Christianity can survive long periods of oppression, but in the meantime, individual lives can be terribly harmed. In Eastern Europe, hundreds of millions of human beings suffered though a grinding half-century of Communist rule. Lacking the wisdom and inspiration of traditional faith, generations passed through life like hollow men passing from Communist youth leagues to Communist workers' associations to communist pensioner schemes.

Yet one of the inescapable paradoxes of Communism is the fact that the godless state, which professes the virtue of materialism, can then so completely fail to provide even the material necessities that most in the West take for granted. Although there were rubber chickens and wooden pop guns in the market, there was a general absence of everything else. By the time Christmas rolled around, there was little variety of food, and milk had disappeared from the stores. Fresh fruit, including oranges and bananas, vanished entirely, as did all fresh vegetables, except for an aging stock of potatoes, carrots, and turnips. Other than some suspiciously outdated and moldy-looking sausages, meat was in short supply. What there was, along with the potatoes, carrots, turnips, and sausages, was the bland production of the state canneries: jams, jellies, canned vegetables and fruits, potted meat and chicken, and an adequate quantity of bread to be washed down with ample supplies of locally produced plum brandy, beer, and wine.

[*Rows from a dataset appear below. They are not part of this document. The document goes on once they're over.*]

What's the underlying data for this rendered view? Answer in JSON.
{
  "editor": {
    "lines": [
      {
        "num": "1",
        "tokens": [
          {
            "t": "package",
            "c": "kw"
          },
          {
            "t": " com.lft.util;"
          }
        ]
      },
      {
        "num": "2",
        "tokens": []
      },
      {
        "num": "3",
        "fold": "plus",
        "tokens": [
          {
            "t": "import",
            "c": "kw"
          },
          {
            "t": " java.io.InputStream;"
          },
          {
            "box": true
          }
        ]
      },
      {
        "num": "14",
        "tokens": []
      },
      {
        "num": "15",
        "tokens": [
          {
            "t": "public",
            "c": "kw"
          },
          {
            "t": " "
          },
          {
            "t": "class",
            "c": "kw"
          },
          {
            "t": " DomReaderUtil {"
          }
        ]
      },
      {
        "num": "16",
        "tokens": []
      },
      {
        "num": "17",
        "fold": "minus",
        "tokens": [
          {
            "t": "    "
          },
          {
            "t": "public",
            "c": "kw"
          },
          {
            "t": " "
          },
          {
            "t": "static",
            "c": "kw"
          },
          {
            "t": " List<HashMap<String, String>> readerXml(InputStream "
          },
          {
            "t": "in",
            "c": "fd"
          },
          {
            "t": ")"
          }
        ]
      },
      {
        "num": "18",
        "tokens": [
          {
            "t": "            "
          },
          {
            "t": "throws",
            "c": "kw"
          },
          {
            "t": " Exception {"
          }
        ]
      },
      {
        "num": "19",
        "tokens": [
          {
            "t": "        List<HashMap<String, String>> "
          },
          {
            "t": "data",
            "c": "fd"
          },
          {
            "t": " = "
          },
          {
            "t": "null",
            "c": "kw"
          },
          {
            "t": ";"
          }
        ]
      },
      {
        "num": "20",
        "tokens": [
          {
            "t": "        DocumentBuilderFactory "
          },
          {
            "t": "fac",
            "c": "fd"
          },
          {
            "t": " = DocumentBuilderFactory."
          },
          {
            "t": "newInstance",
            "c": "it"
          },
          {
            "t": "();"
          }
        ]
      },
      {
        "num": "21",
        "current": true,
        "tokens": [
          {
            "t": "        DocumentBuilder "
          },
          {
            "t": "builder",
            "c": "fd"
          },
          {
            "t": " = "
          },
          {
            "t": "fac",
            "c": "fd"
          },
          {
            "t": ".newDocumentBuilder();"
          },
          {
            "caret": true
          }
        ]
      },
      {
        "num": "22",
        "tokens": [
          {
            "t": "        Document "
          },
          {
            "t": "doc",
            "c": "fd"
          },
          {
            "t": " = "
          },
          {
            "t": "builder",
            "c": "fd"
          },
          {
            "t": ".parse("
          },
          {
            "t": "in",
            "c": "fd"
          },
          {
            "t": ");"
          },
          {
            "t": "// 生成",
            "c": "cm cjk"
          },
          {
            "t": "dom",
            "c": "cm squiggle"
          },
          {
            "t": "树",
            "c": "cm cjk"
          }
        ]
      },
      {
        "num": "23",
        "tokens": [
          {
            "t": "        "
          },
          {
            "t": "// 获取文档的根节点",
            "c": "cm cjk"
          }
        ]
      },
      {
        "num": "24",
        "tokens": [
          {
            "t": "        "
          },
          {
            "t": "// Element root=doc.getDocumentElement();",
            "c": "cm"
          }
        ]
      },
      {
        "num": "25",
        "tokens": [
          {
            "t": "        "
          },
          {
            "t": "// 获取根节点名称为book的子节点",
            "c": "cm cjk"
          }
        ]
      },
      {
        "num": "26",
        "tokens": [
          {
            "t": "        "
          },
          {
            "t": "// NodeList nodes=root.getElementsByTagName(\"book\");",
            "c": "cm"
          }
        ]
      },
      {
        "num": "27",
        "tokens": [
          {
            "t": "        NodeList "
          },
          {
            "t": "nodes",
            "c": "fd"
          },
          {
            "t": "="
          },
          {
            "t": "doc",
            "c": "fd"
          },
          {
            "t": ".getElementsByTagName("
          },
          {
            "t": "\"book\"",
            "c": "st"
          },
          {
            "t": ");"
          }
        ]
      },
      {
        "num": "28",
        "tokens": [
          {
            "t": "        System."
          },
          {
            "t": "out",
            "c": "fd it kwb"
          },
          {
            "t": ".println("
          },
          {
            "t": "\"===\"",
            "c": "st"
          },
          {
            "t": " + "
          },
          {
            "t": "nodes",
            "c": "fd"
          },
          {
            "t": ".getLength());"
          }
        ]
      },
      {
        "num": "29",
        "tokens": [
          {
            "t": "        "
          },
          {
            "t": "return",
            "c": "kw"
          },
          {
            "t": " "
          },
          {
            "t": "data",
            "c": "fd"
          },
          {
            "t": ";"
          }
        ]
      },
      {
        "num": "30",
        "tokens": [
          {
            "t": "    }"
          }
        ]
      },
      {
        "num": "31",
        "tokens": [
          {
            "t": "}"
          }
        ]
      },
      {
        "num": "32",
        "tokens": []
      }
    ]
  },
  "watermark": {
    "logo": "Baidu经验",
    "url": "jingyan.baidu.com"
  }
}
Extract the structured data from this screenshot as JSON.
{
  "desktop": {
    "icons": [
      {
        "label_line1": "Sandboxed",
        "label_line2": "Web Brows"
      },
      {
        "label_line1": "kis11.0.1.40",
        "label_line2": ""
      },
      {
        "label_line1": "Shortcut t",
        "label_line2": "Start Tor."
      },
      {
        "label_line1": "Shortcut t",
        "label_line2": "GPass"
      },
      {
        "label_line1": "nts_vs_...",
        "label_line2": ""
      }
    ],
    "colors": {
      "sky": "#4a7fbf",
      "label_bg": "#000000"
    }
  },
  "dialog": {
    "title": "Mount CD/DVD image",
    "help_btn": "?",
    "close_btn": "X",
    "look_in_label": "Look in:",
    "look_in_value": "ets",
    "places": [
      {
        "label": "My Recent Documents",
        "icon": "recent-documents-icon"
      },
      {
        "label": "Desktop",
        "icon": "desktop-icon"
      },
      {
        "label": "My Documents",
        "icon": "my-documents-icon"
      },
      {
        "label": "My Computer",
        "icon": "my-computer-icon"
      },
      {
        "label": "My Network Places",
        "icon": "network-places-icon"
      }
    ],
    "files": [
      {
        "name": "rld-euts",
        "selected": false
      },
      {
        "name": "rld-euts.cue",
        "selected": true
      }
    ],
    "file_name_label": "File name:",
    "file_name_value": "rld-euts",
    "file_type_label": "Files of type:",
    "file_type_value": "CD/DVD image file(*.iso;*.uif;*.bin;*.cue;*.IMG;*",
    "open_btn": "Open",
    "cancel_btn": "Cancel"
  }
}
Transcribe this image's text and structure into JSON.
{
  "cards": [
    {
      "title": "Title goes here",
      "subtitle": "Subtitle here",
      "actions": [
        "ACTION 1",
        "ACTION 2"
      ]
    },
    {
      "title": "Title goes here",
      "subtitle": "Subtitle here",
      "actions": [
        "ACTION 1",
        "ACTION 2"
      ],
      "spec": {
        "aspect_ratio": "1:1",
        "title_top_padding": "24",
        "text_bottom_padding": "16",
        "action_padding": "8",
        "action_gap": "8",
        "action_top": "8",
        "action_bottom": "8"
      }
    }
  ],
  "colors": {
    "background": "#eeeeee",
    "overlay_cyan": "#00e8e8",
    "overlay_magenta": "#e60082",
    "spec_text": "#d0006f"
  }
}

It might seem that the state had at least provided an adequate caloric intake, but every day I saw people of all ages, from young women with infants cradled in one arm to old men in ragged suits, fumbling through garbage bins for bread crusts and bones.

Christmas was also accompanied by the unrelieved cold. The Communist state had guaranteed heating and electricity for all, just as it had guaranteed universal free medical care, but blackouts were frequent and long, and water shortages predictable: two days off, one day on. Every night, the heat was turned off at nine o'clock. I slept in a cold room under a mountain of blankets, sometimes lying awake as my breath rose like smoke in the moonlight. Then I got very sick, but I refused to be taken to the hospital for fear of being made sicker.

Each morning, a shabbily dressed population reemerged on the streets, crouching against the cold, beaten down by hardship, hunger, untreated disease, and the extinction of all human dreams. Walking the streets of a Communist city in late December, with the unshoveled snow packed down into a treacherous sheet of ice, shivering because no matter where one went, inside or out, one would still be cold -- this was the reality of a Communist Christmas.

But it was not just the bleak physical conditions that ground people down and caused them to die in their forties and fifties. For generations under Communist rule, life passed with nothing more wondrous or resplendent than the material facts of work, consumption, and reproduction. During the Communist era, most people in Eastern Europe grew up as confirmed atheists, smug in the certainty that nothing really mattered except getting along in life and securing as much of society's meager production of goods and services as possible. From this there was no reprieve except cheap alcohol and foul, locally produced cigarettes.